The problem I am working on is:
Find the solution of the given initial-value problem.
$$\frac{d^2y}{dt^2}+4\frac{dy}{dt}+20y=-3\sin2t$$
$$y(0)=y'(0)=0$$
The part I am having trouble on, is the complexification:
How do I turn $$\frac{d^2y}{dt^2}+4\frac{dy}{dt}+20y=-3\sin2t$$ into
$$\frac{d^2y}{dt^2}+4\frac{dy}{dt}+20y=e^{it}$$
I have tried looking up similar examples on Math SE and Google, but can't find anything that helps, and my textbook just shows how to turn $\sin t$ into $e^{it}$.

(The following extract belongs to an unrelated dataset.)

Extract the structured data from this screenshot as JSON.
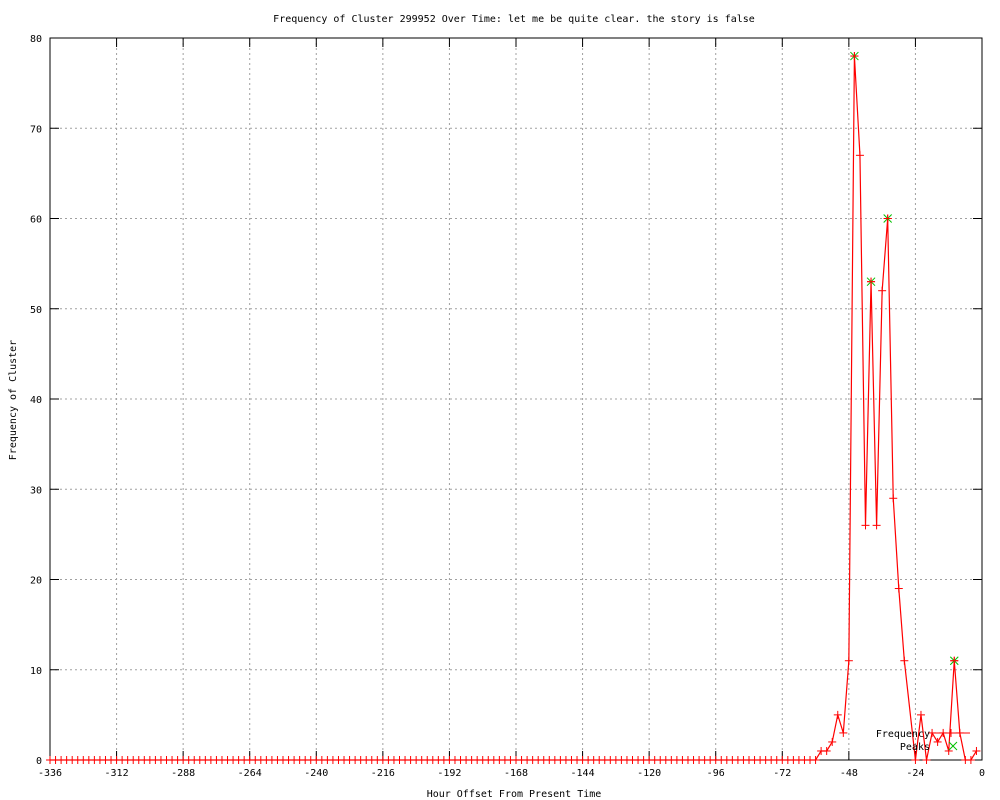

The equation you have is equivalent to the imaginary part of
$$ y'' + 4y' + 20y = -3e^{2it} $$
If you don't understand why, refer to Euler's formula $$ e^{ia} = \cos a + i\sin a $$
We can look for a particular solution of the form $y_p = Ae^{2it}$ where $A$ is some complex number. If you don't know why it has this form, refer to the method of undetermined coefficients.
Plugging in gives $$ -4Ae^{2it} + 8iAe^{2it} + 20Ae^{2it} = -3e^{2it} $$
Dividing through by the exponential we get \begin{align} (16+8i)A &= -3 \\ A &= -\frac{3}{8(2+i)} = -\frac{3}{40}(2-i) \end{align}
Taking the imaginary part of the solution $$ y_p(t) = \Im\left\{ -\frac{3}{40}(2-i)e^{2it} \right\} = -\frac{3}{20}\cos(2t) - \frac{3}{40}\sin(2t) $$
For the full solution, the characteristic polynomial is $$ r^2 + 4r + 20 = 0 $$ which has solutions $r = -2 \pm 4i$. Therefore $$ y(t) = e^{-2t}\big(c_1 \cos (4t) + c_2\sin (2t) \big) -\frac{3}{20}\cos(2t) - \frac{3}{40}\sin(2t) $$
You can find the constants using the given initial conditions.
A different way using complex methods is start first the the full complex function $$ y(t)_{\Bbb C} = C_1 e^{(-2+4i)t} + C_2 e^{(-2-4i)t} - \frac{3}{40}(2-i)e^{2it} $$
where $C_1$ and $C_2$ are complex, then the derivative is easier to compute \begin{align} y(0)_{\Bbb C} &= C_1 + C_2 - \frac{3}{40}(2-i) = 0 \\ y'(0)_{\Bbb C} &= (2+4i)C_1 + (-2-4i)C_2 - \frac{3}{20}i(2-i) = 0 \end{align}
Proceed as usual and take the imaginary part at the end.